Краткая история экономических учений в фокусе теории права - Королев Сергей 7 стр.


Выше мы употребили словосочетание «нейтральная потребность» в кавычках. Это связано с тем, что Кондильяк демонстрирует невозможность таких «нейтральных потребностей». Всякая потребность субъективна и даже тенденциозна. Она увеличивается у продавца по мере абсолютного убывания его товара, т. е. перехода товара от состояния чрезмерного изобилия к состоянию достатка. При этом у продавца по отношению к покупателю нагнетаются такие качества, как прижимистость и неуступчивость. Напротив, потребность продавца в собственном товаре сжимается, падает по мере абсолютного увеличения этого товара на рынке. Тогда увеличивается его сговорчивость и уступчивость по отношению к покупателю.

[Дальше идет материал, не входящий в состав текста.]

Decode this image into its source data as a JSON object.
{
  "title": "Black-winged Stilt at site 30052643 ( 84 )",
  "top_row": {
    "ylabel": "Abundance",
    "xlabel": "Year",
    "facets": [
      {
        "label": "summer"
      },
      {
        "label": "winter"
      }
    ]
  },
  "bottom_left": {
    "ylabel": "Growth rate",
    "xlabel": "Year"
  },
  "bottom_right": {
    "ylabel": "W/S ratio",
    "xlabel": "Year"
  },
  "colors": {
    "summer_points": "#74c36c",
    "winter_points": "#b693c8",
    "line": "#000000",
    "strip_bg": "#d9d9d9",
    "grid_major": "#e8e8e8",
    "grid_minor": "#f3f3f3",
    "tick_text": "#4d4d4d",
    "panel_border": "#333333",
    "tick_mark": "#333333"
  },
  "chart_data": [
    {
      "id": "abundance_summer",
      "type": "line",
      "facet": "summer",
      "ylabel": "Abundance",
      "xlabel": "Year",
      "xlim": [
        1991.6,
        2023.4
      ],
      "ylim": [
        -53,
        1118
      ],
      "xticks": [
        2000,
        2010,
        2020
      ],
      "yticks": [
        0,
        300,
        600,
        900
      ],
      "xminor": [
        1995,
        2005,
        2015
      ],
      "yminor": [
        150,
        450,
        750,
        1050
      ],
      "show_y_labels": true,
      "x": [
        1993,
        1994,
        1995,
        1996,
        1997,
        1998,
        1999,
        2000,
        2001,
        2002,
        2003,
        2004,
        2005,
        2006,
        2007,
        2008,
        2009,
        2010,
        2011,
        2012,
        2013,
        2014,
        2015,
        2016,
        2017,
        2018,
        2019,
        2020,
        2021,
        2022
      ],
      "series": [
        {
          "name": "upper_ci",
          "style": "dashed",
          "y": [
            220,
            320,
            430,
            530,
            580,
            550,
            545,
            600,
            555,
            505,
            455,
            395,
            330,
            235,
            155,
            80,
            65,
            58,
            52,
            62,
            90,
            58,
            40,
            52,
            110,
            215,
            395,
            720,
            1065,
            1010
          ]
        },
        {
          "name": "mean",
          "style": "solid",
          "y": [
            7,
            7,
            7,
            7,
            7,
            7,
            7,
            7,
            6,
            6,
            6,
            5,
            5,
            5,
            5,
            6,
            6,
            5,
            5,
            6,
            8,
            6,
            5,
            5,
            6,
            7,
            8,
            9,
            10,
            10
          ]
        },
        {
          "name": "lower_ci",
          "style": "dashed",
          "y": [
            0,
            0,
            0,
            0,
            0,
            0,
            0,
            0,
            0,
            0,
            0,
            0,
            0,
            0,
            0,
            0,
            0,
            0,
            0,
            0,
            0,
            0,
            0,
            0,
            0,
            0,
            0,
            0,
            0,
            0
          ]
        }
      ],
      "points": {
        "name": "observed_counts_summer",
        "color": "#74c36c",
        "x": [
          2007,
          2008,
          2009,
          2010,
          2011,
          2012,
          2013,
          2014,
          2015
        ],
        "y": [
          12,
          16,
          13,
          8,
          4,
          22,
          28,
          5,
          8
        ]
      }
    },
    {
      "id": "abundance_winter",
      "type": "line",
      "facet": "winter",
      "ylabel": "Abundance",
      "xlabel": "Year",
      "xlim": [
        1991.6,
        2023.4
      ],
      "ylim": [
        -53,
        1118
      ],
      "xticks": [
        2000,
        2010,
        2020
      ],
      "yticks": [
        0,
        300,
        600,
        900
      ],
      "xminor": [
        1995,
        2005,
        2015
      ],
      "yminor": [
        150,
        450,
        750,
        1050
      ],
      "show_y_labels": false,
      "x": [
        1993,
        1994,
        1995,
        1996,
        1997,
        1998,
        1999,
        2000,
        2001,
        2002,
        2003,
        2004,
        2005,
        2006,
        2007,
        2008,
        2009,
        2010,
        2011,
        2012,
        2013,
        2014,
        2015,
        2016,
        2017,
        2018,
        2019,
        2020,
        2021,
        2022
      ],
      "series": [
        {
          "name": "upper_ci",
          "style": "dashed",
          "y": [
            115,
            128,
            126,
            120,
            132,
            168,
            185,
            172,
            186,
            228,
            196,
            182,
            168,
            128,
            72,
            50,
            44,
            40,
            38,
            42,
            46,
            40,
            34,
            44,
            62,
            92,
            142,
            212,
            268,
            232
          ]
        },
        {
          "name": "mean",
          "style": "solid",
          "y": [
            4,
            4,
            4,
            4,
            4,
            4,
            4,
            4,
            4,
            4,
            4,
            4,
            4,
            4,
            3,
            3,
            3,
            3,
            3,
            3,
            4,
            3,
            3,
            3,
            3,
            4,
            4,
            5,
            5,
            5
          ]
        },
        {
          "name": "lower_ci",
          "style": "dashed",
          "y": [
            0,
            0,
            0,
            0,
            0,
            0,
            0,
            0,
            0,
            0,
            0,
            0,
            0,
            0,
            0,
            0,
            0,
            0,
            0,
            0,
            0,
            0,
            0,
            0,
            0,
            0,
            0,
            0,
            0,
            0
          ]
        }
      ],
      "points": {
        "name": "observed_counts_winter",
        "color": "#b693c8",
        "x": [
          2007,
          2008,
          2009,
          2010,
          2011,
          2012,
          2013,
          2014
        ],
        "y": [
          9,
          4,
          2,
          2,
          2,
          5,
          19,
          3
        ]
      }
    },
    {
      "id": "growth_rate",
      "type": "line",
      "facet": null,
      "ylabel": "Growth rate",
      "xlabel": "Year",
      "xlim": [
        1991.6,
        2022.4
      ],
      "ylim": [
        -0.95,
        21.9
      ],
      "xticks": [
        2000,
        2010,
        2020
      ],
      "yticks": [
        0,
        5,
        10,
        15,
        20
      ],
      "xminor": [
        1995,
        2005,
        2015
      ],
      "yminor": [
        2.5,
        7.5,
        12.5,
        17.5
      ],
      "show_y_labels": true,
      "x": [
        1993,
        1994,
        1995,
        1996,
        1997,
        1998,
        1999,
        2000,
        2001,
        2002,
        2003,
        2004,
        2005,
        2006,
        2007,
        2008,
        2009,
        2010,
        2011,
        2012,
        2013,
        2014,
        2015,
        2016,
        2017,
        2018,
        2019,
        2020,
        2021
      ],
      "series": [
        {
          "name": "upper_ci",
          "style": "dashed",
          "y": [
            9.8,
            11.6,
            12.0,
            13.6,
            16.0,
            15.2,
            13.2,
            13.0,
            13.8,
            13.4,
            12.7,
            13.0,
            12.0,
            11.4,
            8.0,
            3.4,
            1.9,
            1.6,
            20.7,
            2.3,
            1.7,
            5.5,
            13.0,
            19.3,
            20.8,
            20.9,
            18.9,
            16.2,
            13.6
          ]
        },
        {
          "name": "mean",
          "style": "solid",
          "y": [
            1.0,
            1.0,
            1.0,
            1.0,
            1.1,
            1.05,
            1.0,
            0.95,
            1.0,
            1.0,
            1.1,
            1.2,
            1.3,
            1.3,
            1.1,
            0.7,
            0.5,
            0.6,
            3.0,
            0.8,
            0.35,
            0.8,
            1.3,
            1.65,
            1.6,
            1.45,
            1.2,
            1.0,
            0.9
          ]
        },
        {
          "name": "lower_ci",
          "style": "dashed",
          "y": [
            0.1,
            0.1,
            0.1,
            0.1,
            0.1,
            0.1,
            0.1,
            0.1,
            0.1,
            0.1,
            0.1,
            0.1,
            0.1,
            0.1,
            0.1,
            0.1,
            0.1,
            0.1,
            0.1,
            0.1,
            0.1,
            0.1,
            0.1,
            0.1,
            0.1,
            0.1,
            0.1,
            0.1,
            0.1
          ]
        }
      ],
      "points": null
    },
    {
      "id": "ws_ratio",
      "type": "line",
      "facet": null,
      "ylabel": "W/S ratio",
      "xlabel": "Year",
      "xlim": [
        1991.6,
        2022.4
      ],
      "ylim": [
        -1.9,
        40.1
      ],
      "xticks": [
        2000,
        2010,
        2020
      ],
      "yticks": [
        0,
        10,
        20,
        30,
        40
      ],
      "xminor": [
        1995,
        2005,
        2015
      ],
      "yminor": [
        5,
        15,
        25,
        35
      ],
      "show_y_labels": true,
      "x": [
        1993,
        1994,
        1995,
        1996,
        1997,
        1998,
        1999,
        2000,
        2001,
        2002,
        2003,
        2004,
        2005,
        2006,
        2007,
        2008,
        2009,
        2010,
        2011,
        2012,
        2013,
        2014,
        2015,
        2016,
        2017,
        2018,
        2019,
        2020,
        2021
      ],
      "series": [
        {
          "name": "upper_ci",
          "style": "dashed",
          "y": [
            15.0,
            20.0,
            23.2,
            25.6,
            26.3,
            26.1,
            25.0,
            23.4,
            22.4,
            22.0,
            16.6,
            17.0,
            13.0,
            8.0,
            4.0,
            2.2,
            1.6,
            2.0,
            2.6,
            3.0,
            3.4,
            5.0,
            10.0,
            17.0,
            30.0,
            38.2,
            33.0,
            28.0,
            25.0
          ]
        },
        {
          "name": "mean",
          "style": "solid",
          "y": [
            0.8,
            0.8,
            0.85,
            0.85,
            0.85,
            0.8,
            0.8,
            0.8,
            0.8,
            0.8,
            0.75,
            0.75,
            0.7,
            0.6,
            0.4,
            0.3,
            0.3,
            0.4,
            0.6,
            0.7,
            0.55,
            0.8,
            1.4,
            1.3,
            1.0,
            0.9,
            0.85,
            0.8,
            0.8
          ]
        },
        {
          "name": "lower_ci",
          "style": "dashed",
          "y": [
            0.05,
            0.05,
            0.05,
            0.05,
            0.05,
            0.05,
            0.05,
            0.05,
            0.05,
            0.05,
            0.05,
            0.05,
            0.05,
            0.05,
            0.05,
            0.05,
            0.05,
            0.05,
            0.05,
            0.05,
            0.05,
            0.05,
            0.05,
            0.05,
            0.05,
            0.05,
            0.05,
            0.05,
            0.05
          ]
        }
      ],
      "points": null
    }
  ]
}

Мы видели, что Кондильяк оперирует тремя понятиями: «чрезмерное изобилие», «изобилие» и «недостаток». Полагаем, что для рыночных отношений более типичными маркерами являются понятие «достаток» как определитель нижней границы сегмента коммерческой жизни и понятие «относительное изобилие» как определитель верхней границы рыночных отношений. Именно в этом коридоре и возможен торг между продавцом и покупателем. При этом «относительное изобилие» более или менее произвольно привязывается к аморфной верхней границе «достатка», который в своей нижней границе постепенно переходит в «недостаток» – в свой отрицательный масштаб, от которого в реальной коммерческой жизни следует по возможности удаляться.

Кондильяк убедительно демонстрирует, что торговля – при прочих равных условиях – становится необходимой при «чрезмерном изобилии» продуктов. Однако выходу на рынок таких продуктов, по крайней мере в современную эпоху, препятствуют монополистическая конкуренция и протекционистские барьеры. «Недостаток» продуктов также не является препятствием для торговли данным продуктом. История царской России убедительно свидетельствует о том, что можно «сочетать» наращивание внешней торговли хлебом и массовый голод среди беднейших слоев населения. Мы приходим к выводу, что всякое изобилие и всякий недостаток в конечном итоге являются более или менее произвольными психологическими величинами.

Как видим, именно Кондильяку принадлежит честь создателя т. н. психологической теории ценности. Более того, в рамках экономической теории Кондильяка мы также можем разграничить понятия ценности и стоимости. Ценность – это основанное на критериях полезности и редкости субъективное переживание отношения соответствия между продуктом, вещью и т. п., с одной стороны, и какой-либо нашей потребностью, с другой. Другими словами, ценность — это ощущение некоторого превышения полезности относительно редкой вещи для реализации определенной потребности по сравнению с наличным арсеналом иных средств.

Ценность того, что мы желаем, увеличивается или падает всегда на фоне вещей из «сектора безразличия», т. е. вещей менее полезных и одновременно менее редких, т. е. менее соответствующих нашей потребности. Следовательно, ценность всегда существует в нас и для нас. Она не может быть объективирована в чистом виде. Критерием определения ценности конкретной вещи служат «нейтральные» вещи из «сектора безразличия», способные выполнять функцию субоптимального замещения желаемой вещи. Таким образом, фоновым масштабом ценности являются вещи из сектора безразличия, почти «постылые» вещи, которые имеются в достатке или в относительном изобилии.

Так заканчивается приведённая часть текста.